When we come to Christ for salvation, we are given at least one spiritual gift with which to serve. Whitney encourages us to learn what our gifts are by trying various avenues of service. But this process comes in addition to the study of Scripture. Passages us as Romans 12:4-8; I Corinthians 12:5-11, 27-31; and I Corinthians 14 help us in the process of discovery. Whitney reminds us that our innate talents will often line up with our set of spiritual gifts (151-52).

Using our gifts in service is work. We should note as Whitney teaches that “if for no other reason, serving God is hard work because it means serving people.” But we should be encouraged with this truth: “Service that costs nothing accomplishes nothing.” The good news is that our service to God “is the most fulfilling and rewarding kind of work” available to us (154). Nothing satisfies like it. This is in part because it is “the most enduring kind of work” (155). Paul tells us in I Corinthians 15:58, “Therefore, my beloved brothers, be steadfast, immovable, always abounding in the work of the Lord, knowing that in the Lord your labor is not in vain.” This is the only kind of work that will last forever (155-56).


As Whitney says, “Worship empowers serving” and “serving expresses worship.” If we are to serve or worship authentically, then the other of the two will always be present. And the order of these matters: “worship, then worship-empowered service.” Whitney highlights the clear pattern in Isaiah 6. It was Isaiah’s worship of God that prompted and fueled his service. True worship of God will always lead us to serve, and true service cannot be maintained in the Spirit without knowing God’s presence in worship—private and public (156).

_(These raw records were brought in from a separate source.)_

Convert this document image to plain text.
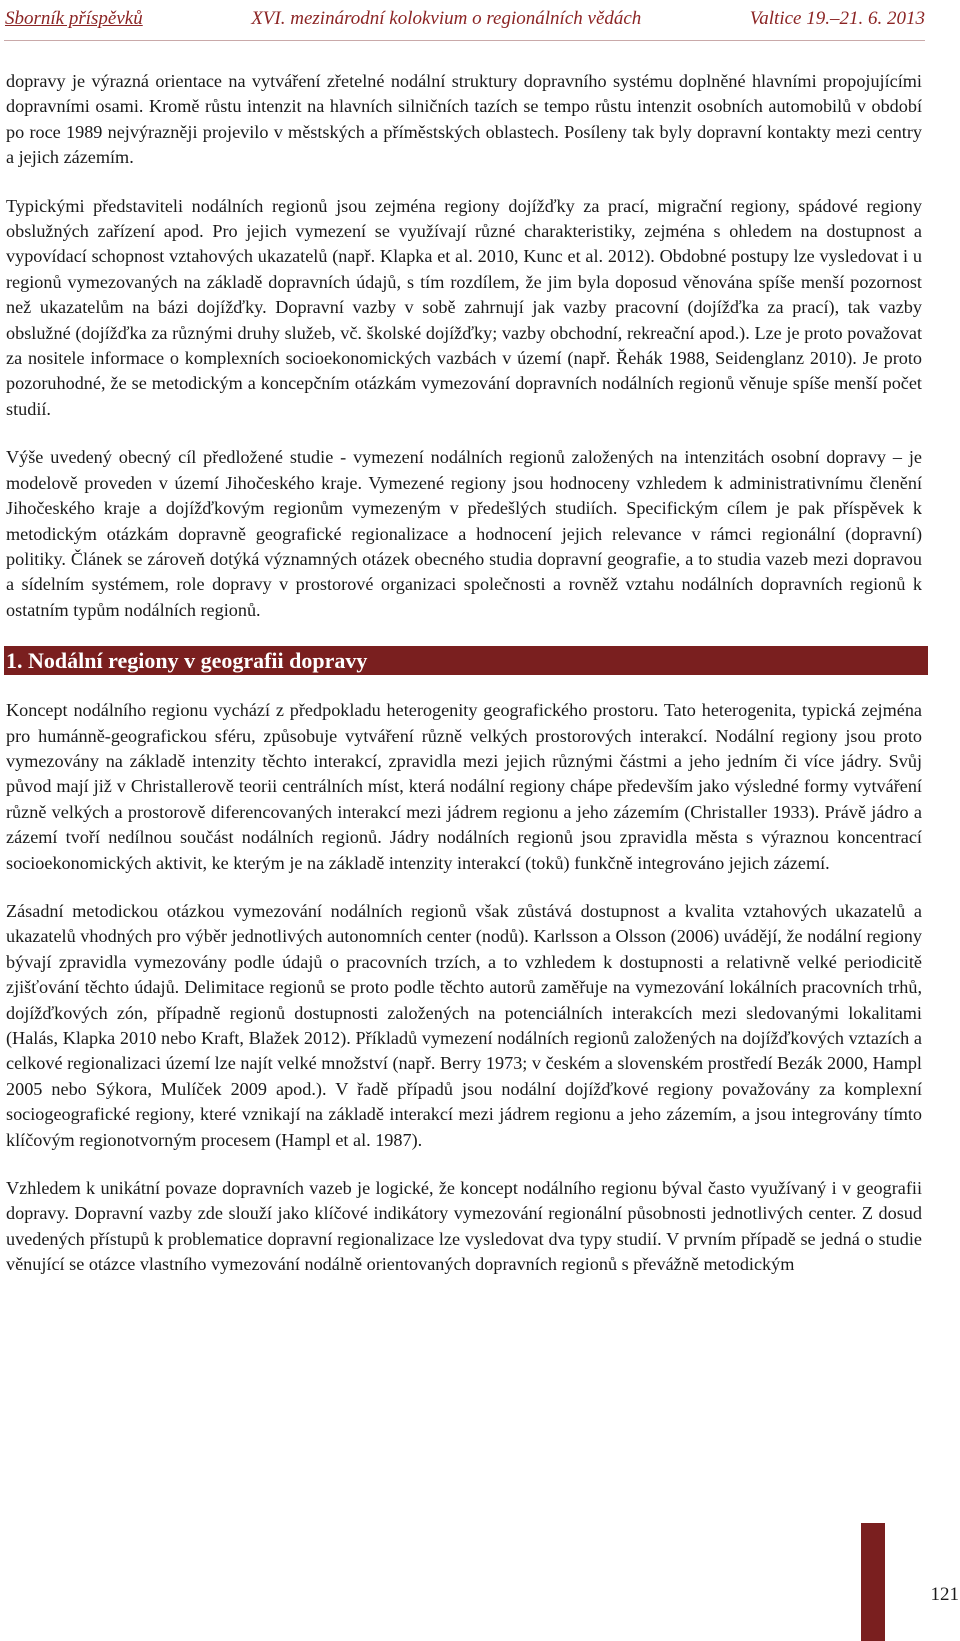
Sborník příspěvků	XVI. mezinárodní kolokvium o regionálních vědách	Valtice 19.–21. 6. 2013

dopravy je výrazná orientace na vytváření zřetelné nodální struktury dopravního systému doplněné hlavními propojujícími dopravními osami. Kromě růstu intenzit na hlavních silničních tazích se tempo růstu intenzit osobních automobilů v období po roce 1989 nejvýrazněji projevilo v městských a příměstských oblastech. Posíleny tak byly dopravní kontakty mezi centry a jejich zázemím.

Typickými představiteli nodálních regionů jsou zejména regiony dojížďky za prací, migrační regiony, spádové regiony obslužných zařízení apod. Pro jejich vymezení se využívají různé charakteristiky, zejména s ohledem na dostupnost a vypovídací schopnost vztahových ukazatelů (např. Klapka et al. 2010, Kunc et al. 2012). Obdobné postupy lze vysledovat i u regionů vymezovaných na základě dopravních údajů, s tím rozdílem, že jim byla doposud věnována spíše menší pozornost než ukazatelům na bázi dojížďky. Dopravní vazby v sobě zahrnují jak vazby pracovní (dojížďka za prací), tak vazby obslužné (dojížďka za různými druhy služeb, vč. školské dojížďky; vazby obchodní, rekreační apod.). Lze je proto považovat za nositele informace o komplexních socioekonomických vazbách v území (např. Řehák 1988, Seidenglanz 2010). Je proto pozoruhodné, že se metodickým a koncepčním otázkám vymezování dopravních nodálních regionů věnuje spíše menší počet studií.

Výše uvedený obecný cíl předložené studie - vymezení nodálních regionů založených na intenzitách osobní dopravy – je modelově proveden v území Jihočeského kraje. Vymezené regiony jsou hodnoceny vzhledem k administrativnímu členění Jihočeského kraje a dojížďkovým regionům vymezeným v předešlých studiích. Specifickým cílem je pak příspěvek k metodickým otázkám dopravně geografické regionalizace a hodnocení jejich relevance v rámci regionální (dopravní) politiky. Článek se zároveň dotýká významných otázek obecného studia dopravní geografie, a to studia vazeb mezi dopravou a sídelním systémem, role dopravy v prostorové organizaci společnosti a rovněž vztahu nodálních dopravních regionů k ostatním typům nodálních regionů.

1. Nodální regiony v geografii dopravy

Koncept nodálního regionu vychází z předpokladu heterogenity geografického prostoru. Tato heterogenita, typická zejména pro humánně-geografickou sféru, způsobuje vytváření různě velkých prostorových interakcí. Nodální regiony jsou proto vymezovány na základě intenzity těchto interakcí, zpravidla mezi jejich různými částmi a jeho jedním či více jádry. Svůj původ mají již v Christallerově teorii centrálních míst, která nodální regiony chápe především jako výsledné formy vytváření různě velkých a prostorově diferencovaných interakcí mezi jádrem regionu a jeho zázemím (Christaller 1933). Právě jádro a zázemí tvoří nedílnou součást nodálních regionů. Jádry nodálních regionů jsou zpravidla města s výraznou koncentrací socioekonomických aktivit, ke kterým je na základě intenzity interakcí (toků) funkčně integrováno jejich zázemí.

Zásadní metodickou otázkou vymezování nodálních regionů však zůstává dostupnost a kvalita vztahových ukazatelů a ukazatelů vhodných pro výběr jednotlivých autonomních center (nodů). Karlsson a Olsson (2006) uvádějí, že nodální regiony bývají zpravidla vymezovány podle údajů o pracovních trzích, a to vzhledem k dostupnosti a relativně velké periodicitě zjišťování těchto údajů. Delimitace regionů se proto podle těchto autorů zaměřuje na vymezování lokálních pracovních trhů, dojížďkových zón, případně regionů dostupnosti založených na potenciálních interakcích mezi sledovanými lokalitami (Halás, Klapka 2010 nebo Kraft, Blažek 2012). Příkladů vymezení nodálních regionů založených na dojížďkových vztazích a celkové regionalizaci území lze najít velké množství (např. Berry 1973; v českém a slovenském prostředí Bezák 2000, Hampl 2005 nebo Sýkora, Mulíček 2009 apod.). V řadě případů jsou nodální dojížďkové regiony považovány za komplexní sociogeografické regiony, které vznikají na základě interakcí mezi jádrem regionu a jeho zázemím, a jsou integrovány tímto klíčovým regionotvorným procesem (Hampl et al. 1987).

Vzhledem k unikátní povaze dopravních vazeb je logické, že koncept nodálního regionu býval často využívaný i v geografii dopravy. Dopravní vazby zde slouží jako klíčové indikátory vymezování regionální působnosti jednotlivých center. Z dosud uvedených přístupů k problematice dopravní regionalizace lze vysledovat dva typy studií. V prvním případě se jedná o studie věnující se otázce vlastního vymezování nodálně orientovaných dopravních regionů s převážně metodickým

121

In Luke 22:27 Jesus affirms his purpose as a servant. Joyfully, it is the power of the gospel of Jesus Christ that “transforms sinners against God into servants of God.” One of the most reliable forms of evidence of true belief in the gospel is “that a new, Christ-like desire to serve begins to overcome the selfish desire to be served” (158). Indeed this is the glorious work of the gospel. We are not only saved from sin—we are saved to a new life realized in loving service. Don Whitney’s excellent book offers the tools you need to put yourself in the most favorable path for the Holy Spirit to move in and through your service—via practicing the spiritual disciplines.


Whitney, Donald S. Spiritual Disciplines of the Christian Life. Rev. Ed. Colorado Springs: NavPress, 2014.

Dennis, Lane T.; and Grudem, Wayne, eds. ESV Study Bible. Wheaton: Crossway Bibles, 2008.